Barbara Honegger, the former Justice Department aide who attacked the Reagan administration's commitment to women as a "sham," says she will enter politics, possibly as an independent, in a bid to unseat Rep. Frank Wolf or Sen. John Warner, both Virginia Republicans.
Honegger, a resident of Arlington whose ancestors on her mother's side are from Virginia and West Virginia, said in an interview this week she will run either in 1984 or 1986.
"I haven't decided these details. I've just decided that I'm going to run and that it's going to be in Virginia, because it's my home," said Honegger, who moved to Northern Virginia from California in 1980 after President Reagan's election.
She said that a book she is writing about the Reagan administration will be completed by Nov. 4, after which she will research the records of Wolf and Warner.
"I could run as an independent," said Honegger. "It's a possibility. It's a very good possibility. I would prefer to run as an independent, because I'm independent."
Honegger added that she still prefers the Republican Party to the Democratic Party because, "I really believe in free market economics."
Spokesmen for Wolf, whose congressional district includes Arlington, and for Warner both declined yesterday to comment on Honegger's statements.
Asked if she were intimidated about the prospect of a race against the well-known Warner, Honegger said, "Oh, no. I took on the president and won. So John Warner certainly doesn't intimidate me."
Honegger quit as director of a Justice Department program designed to identify sex bias in federal and state laws after an article she wrote criticizing Reagan's policies on women appeared in the opinion pages of The Washington Post on Aug. 21. One administration official labeled Honegger a "low-level munchkin."
Honegger acknowledged that the White House might try to thwart any political bid, but she added, "It won't make any difference.
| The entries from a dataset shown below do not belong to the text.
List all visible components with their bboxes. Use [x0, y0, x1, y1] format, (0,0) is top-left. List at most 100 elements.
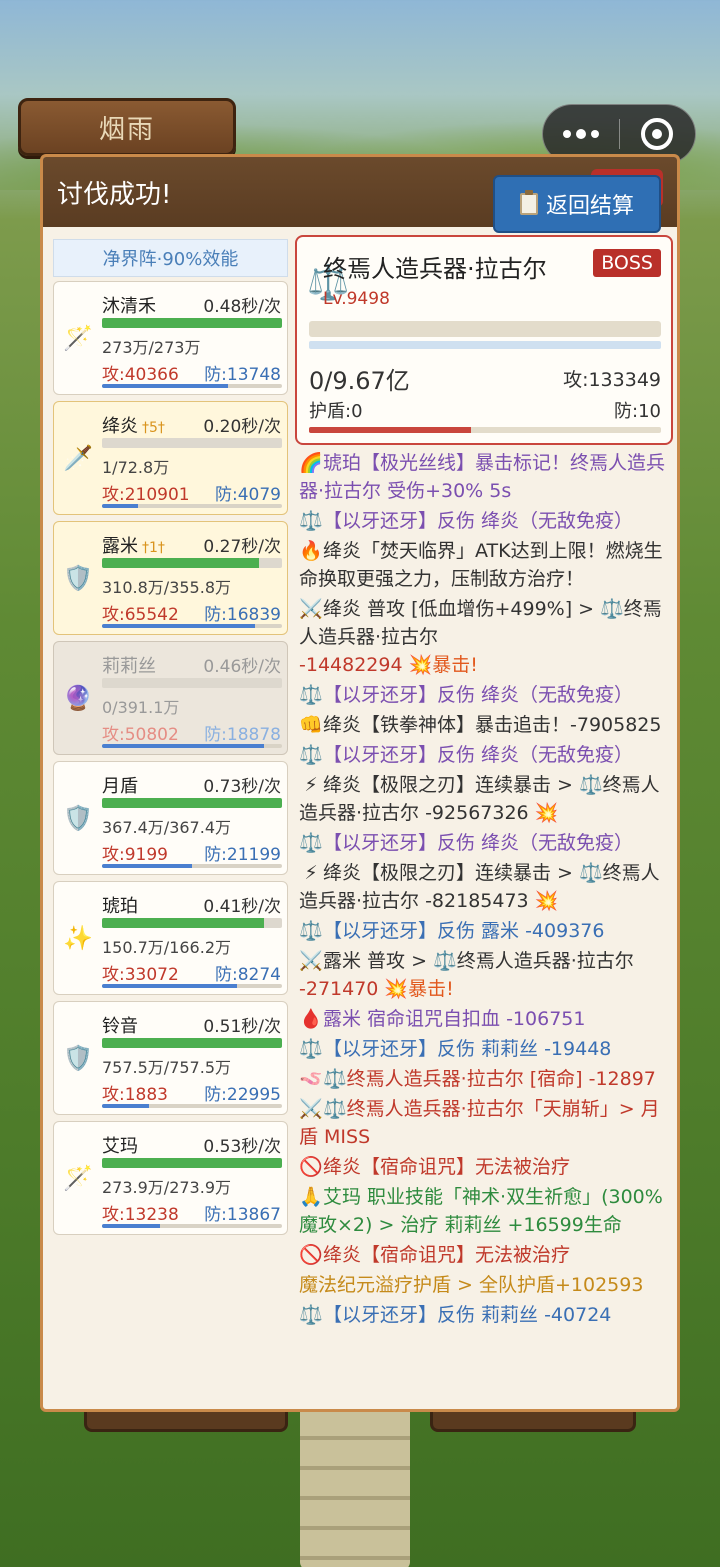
log-entry-text: 【以牙还牙】反伤 莉莉丝 -40724 — [323, 1304, 612, 1326]
hero-star-rank: †5† — [142, 420, 165, 436]
hero-card[interactable]: ✨ 琥珀 0.41秒/次 150.7万/166.2万 攻:33072 防:8274 — [53, 881, 288, 995]
hero-hp-text: 757.5万/757.5万 — [102, 1058, 232, 1077]
hero-card[interactable]: 🗡️ 绛炎 †5† 0.20秒/次 1/72.8万 攻:210901 防:4079 — [53, 401, 288, 515]
log-entry: 🚫绛炎【宿命诅咒】无法被治疗 — [299, 1241, 677, 1269]
hero-star-rank: †1† — [142, 540, 165, 556]
hero-attack-speed: 0.46秒/次 — [203, 657, 281, 677]
log-entry-damage: -271470 — [299, 978, 379, 1000]
shield-icon: 🛡️ — [63, 564, 93, 592]
shield-icon: 🛡️ — [63, 804, 93, 832]
hero-attack: 攻:33072 — [102, 965, 179, 985]
hero-card[interactable]: 🪄 沐清禾 0.48秒/次 273万/273万 攻:40366 防:13748 — [53, 281, 288, 395]
hero-attack: 攻:13238 — [102, 1205, 179, 1225]
log-entry: ⚔️绛炎 普攻 [低血增伤+499%] > ⚖️终焉人造兵器·拉古尔 -14482… — [299, 595, 677, 679]
hero-card[interactable]: 🪄 艾玛 0.53秒/次 273.9万/273.9万 攻:13238 防:13867 — [53, 1121, 288, 1235]
hero-hp-text: 273万/273万 — [102, 338, 201, 357]
hero-name: 沐清禾 — [102, 296, 156, 317]
log-entry: ⚔️⚖️终焉人造兵器·拉古尔「天崩斩」> 月盾 MISS — [299, 1095, 677, 1151]
log-entry-crit: 💥暴击! — [378, 978, 454, 1000]
log-entry-icon: 👊 — [299, 714, 323, 736]
hero-attack-speed: 0.73秒/次 — [203, 777, 281, 797]
hero-defense: 防:22995 — [204, 1085, 281, 1105]
hero-hp-bar — [102, 1038, 282, 1048]
log-entry-icon: ⚖️ — [299, 684, 323, 706]
boss-shield-bar — [309, 341, 661, 349]
hero-attack: 攻:50802 — [102, 725, 179, 745]
hero-card[interactable]: 🔮 莉莉丝 0.46秒/次 0/391.1万 攻:50802 防:18878 — [53, 641, 288, 755]
log-entry-text: 【以牙还牙】反伤 绛炎（无敌免疫） — [323, 684, 634, 706]
log-entry: 🌈琥珀【极光丝线】暴击标记！终焉人造兵器·拉古尔 受伤+30% 5s — [299, 449, 677, 505]
hero-defense-bar — [102, 744, 282, 748]
log-entry-text: 露米 普攻 > ⚖️终焉人造兵器·拉古尔 — [323, 950, 634, 972]
log-entry: 👊绛炎【铁拳神体】暴击追击！-7905825 — [299, 711, 677, 739]
log-entry-text: 露米 宿命诅咒自扣血 -106751 — [323, 1008, 586, 1030]
log-entry: ⚡ 绛炎【极限之刃】连续暴击 > ⚖️终焉人造兵器·拉古尔 -92567326 💥 — [299, 771, 677, 827]
log-entry-icon: ⚖️ — [299, 744, 323, 766]
log-entry-icon: 🪱 — [299, 1068, 323, 1090]
log-entry-icon: ⚖️ — [299, 920, 323, 942]
hero-hp-bar — [102, 318, 282, 328]
return-settlement-button[interactable]: 返回结算 — [493, 175, 661, 233]
log-entry-text: 绛炎「焚天临界」ATK达到上限！燃烧生命换取更强之力，压制敌方治疗！ — [299, 540, 663, 590]
formation-badge: 净界阵·90%效能 — [53, 239, 288, 277]
sword-icon: 🗡️ — [63, 444, 93, 472]
hero-name: 绛炎 †5† — [102, 416, 165, 437]
wand-icon: ✨ — [63, 924, 93, 952]
hero-attack-speed: 0.20秒/次 — [203, 417, 281, 437]
guild-sign-label: 烟雨 — [98, 114, 155, 145]
log-entry: 🚫绛炎【宿命诅咒】无法被治疗 — [299, 1153, 677, 1181]
boss-defense-bar — [309, 427, 661, 433]
hero-defense-bar — [102, 984, 282, 988]
boss-name: 终焉人造兵器·拉古尔 — [323, 255, 547, 283]
log-entry-icon: ⚔️ — [299, 598, 323, 620]
hero-name: 艾玛 — [102, 1136, 138, 1157]
log-entry: ⚖️【以牙还牙】反伤 莉莉丝 -19448 — [299, 1035, 677, 1063]
log-entry: ⚖️【以牙还牙】反伤 露米 -409376 — [299, 917, 677, 945]
log-entry-icon: 🔥 — [299, 540, 323, 562]
battle-log[interactable]: 🌈琥珀【极光丝线】暴击标记！终焉人造兵器·拉古尔 受伤+30% 5s ⚖️【以牙还… — [299, 449, 677, 1404]
log-entry: 🔥绛炎「焚天临界」ATK达到上限！燃烧生命换取更强之力，压制敌方治疗！ — [299, 537, 677, 593]
hero-defense-bar — [102, 384, 282, 388]
hero-defense: 防:21199 — [204, 845, 281, 865]
log-entry-crit: 💥暴击! — [402, 654, 478, 676]
hero-hp-bar — [102, 798, 282, 808]
hero-defense-bar — [102, 504, 282, 508]
log-entry-icon: ⚔️ — [299, 950, 323, 972]
hero-defense: 防:8274 — [215, 965, 281, 985]
log-entry-text: 绛炎【宿命诅咒】无法被治疗 — [323, 1156, 571, 1178]
hero-hp-bar — [102, 1158, 282, 1168]
panel-header: 讨伐成功! 返回结算 — [43, 157, 677, 233]
boss-level: Lv.9498 — [323, 289, 390, 309]
hero-defense-bar — [102, 864, 282, 868]
log-entry-icon: ⚖️ — [299, 1304, 323, 1326]
hero-card[interactable]: 🛡️ 月盾 0.73秒/次 367.4万/367.4万 攻:9199 防:21199 — [53, 761, 288, 875]
hero-card[interactable]: 🛡️ 铃音 0.51秒/次 757.5万/757.5万 攻:1883 防:22995 — [53, 1001, 288, 1115]
hero-attack-speed: 0.41秒/次 — [203, 897, 281, 917]
log-entry-icon: ⚔️ — [299, 1098, 323, 1120]
boss-badge: BOSS — [593, 249, 661, 277]
log-entry-text: 【以牙还牙】反伤 露米 -409376 — [323, 920, 605, 942]
hero-attack: 攻:9199 — [102, 845, 168, 865]
hero-card[interactable]: 🛡️ 露米 †1† 0.27秒/次 310.8万/355.8万 攻:65542 防:1683… — [53, 521, 288, 635]
hero-defense: 防:16839 — [204, 605, 281, 625]
panel-title: 讨伐成功! — [57, 179, 172, 210]
hero-attack-speed: 0.51秒/次 — [203, 1017, 281, 1037]
hero-name: 莉莉丝 — [102, 656, 156, 677]
log-entry-icon: 🩸 — [299, 1008, 323, 1030]
hero-hp-bar — [102, 558, 282, 568]
shield-icon: 🛡️ — [63, 1044, 93, 1072]
log-entry-text: 琥珀【极光丝线】暴击标记！终焉人造兵器·拉古尔 受伤+30% 5s — [299, 452, 666, 502]
log-entry-text: 【以牙还牙】反伤 莉莉丝 -19448 — [323, 1038, 612, 1060]
log-entry-text: ⚖️终焉人造兵器·拉古尔 [宿命] -12897 — [323, 1068, 656, 1090]
hero-name: 铃音 — [102, 1016, 138, 1037]
hero-name: 琥珀 — [102, 896, 138, 917]
log-entry: ⚔️露米 普攻 > ⚖️终焉人造兵器·拉古尔 -271470 💥暴击! — [299, 947, 677, 1003]
hero-attack: 攻:1883 — [102, 1085, 168, 1105]
log-entry: 魔法纪元溢疗护盾 > 全队护盾+102593 — [299, 1271, 677, 1299]
hero-attack-speed: 0.53秒/次 — [203, 1137, 281, 1157]
staff-icon: 🪄 — [63, 1164, 93, 1192]
boss-card[interactable]: ⚖️ 终焉人造兵器·拉古尔 BOSS Lv.9498 0/9.67亿 攻:133… — [295, 235, 673, 445]
log-entry-text: 【以牙还牙】反伤 绛炎（无敌免疫） — [323, 744, 634, 766]
guild-sign[interactable]: 烟雨 — [18, 98, 236, 156]
log-entry-damage: -14482294 — [299, 654, 403, 676]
People will vote for the truth."
Asked if she thought she would get any Republican Party support, she noted that Sen. Richard G. Lugar (R-Ind.), chairman of the National Republican Senatorial Committee, has offered to fund Republican women candidates for the Senate. A Lugar spokesman said that the senatorial committee will not fund challengers of Republican incumbents.
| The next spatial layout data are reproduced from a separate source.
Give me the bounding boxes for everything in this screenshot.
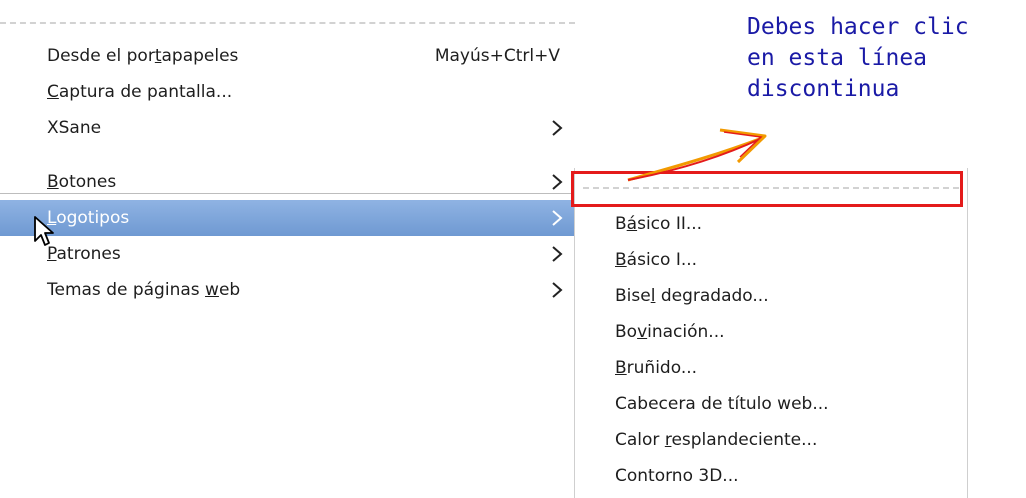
annotation-arrow-icon [620, 118, 780, 188]
menu-item-screenshot[interactable]: Captura de pantalla... [0, 74, 575, 110]
submenu-item-basic-ii[interactable]: Básico II... [615, 214, 702, 234]
menu-item-buttons[interactable]: Botones [0, 164, 575, 200]
annotation-text: Debes hacer clic en esta línea discontin… [747, 14, 969, 102]
submenu-item-gradient-bevel[interactable]: Bisel degradado... [615, 286, 769, 306]
menu-item-label: Desde el portapapeles [47, 46, 239, 66]
chevron-right-icon [547, 118, 567, 138]
logos-submenu: Básico II... Básico I... Bisel degradado… [574, 168, 968, 498]
chevron-right-icon [547, 244, 567, 264]
chevron-right-icon [547, 280, 567, 300]
menu-item-label: Captura de pantalla... [47, 82, 233, 102]
menu-item-patterns[interactable]: Patrones [0, 236, 575, 272]
menu-item-logos[interactable]: Logotipos [0, 200, 575, 236]
chevron-right-icon [547, 172, 567, 192]
submenu-item-basic-i[interactable]: Básico I... [615, 250, 697, 270]
submenu-item-glowing-hot[interactable]: Calor resplandeciente... [615, 430, 817, 450]
tear-off-line[interactable] [0, 22, 575, 24]
submenu-item-burnished[interactable]: Bruñido... [615, 358, 697, 378]
menu-item-label: Logotipos [47, 208, 130, 228]
menu-item-label: XSane [47, 118, 102, 138]
menu-item-xsane[interactable]: XSane [0, 110, 575, 146]
submenu-item-web-title-header[interactable]: Cabecera de título web... [615, 394, 829, 414]
menu-item-paste-from-clipboard[interactable]: Desde el portapapeles Mayús+Ctrl+V [0, 38, 575, 74]
menu-item-label: Patrones [47, 244, 121, 264]
context-menu: Desde el portapapeles Mayús+Ctrl+V Captu… [0, 38, 575, 308]
mouse-cursor-icon [33, 215, 55, 249]
submenu-item-coil[interactable]: Bovinación... [615, 322, 725, 342]
chevron-right-icon [547, 208, 567, 228]
menu-item-label: Temas de páginas web [47, 280, 241, 300]
menu-item-web-page-themes[interactable]: Temas de páginas web [0, 272, 575, 308]
submenu-item-3d-outline[interactable]: Contorno 3D... [615, 466, 739, 486]
shortcut-label: Mayús+Ctrl+V [434, 46, 560, 66]
menu-item-label: Botones [47, 172, 117, 192]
Honegger said her decision to run for Congress from Virginia was based largely on her instincts. "There's something you have to understand about me. I operate on instinct. I have an extremely keen and strong instinct. My instinct tells me I should run--and run from here Arlington ."
She said she was drawn to Virginia. "The turning points in American politics and history have always been in Virginia. The major battles of the Revolutionary War and the Civil War were in Virginia. The battlegrounds of the future in the country will be political. Historically, the center of change is Virginia. Real revolution stems in Virginia."
Honegger says she felt she was drawn to her Arlington house, which she chose randomly from a computer printout, and was likewise drawn to the church next door to her house. "At the first opportunity, I went to that church. On the first day at church . . . I looked at the minister. I felt like I'd known him all my life." She said she later discovered that her great-grandfather had encouraged the pastor to join the ministry.
Honegger said that in conjunction with her campaign, she will launch an advertising agency and that she will be the firm's first client.
"I have a way that for less than one-tenth of the price of television advertising, you can get higher visibility," said Honegger. She plans to call the group High Visibility Productions, a name she is currently registering, and what she called a "system" will be called "the space station." She refused to reveal further details, including what the "system" was, except to say that she has lined up engineers and companies that can put the system together.
Asked if waiting until 1986 could allow someone to steal her idea, she replied, "You have to understand, I have a very unusual mind. Nobody in the world will think of it."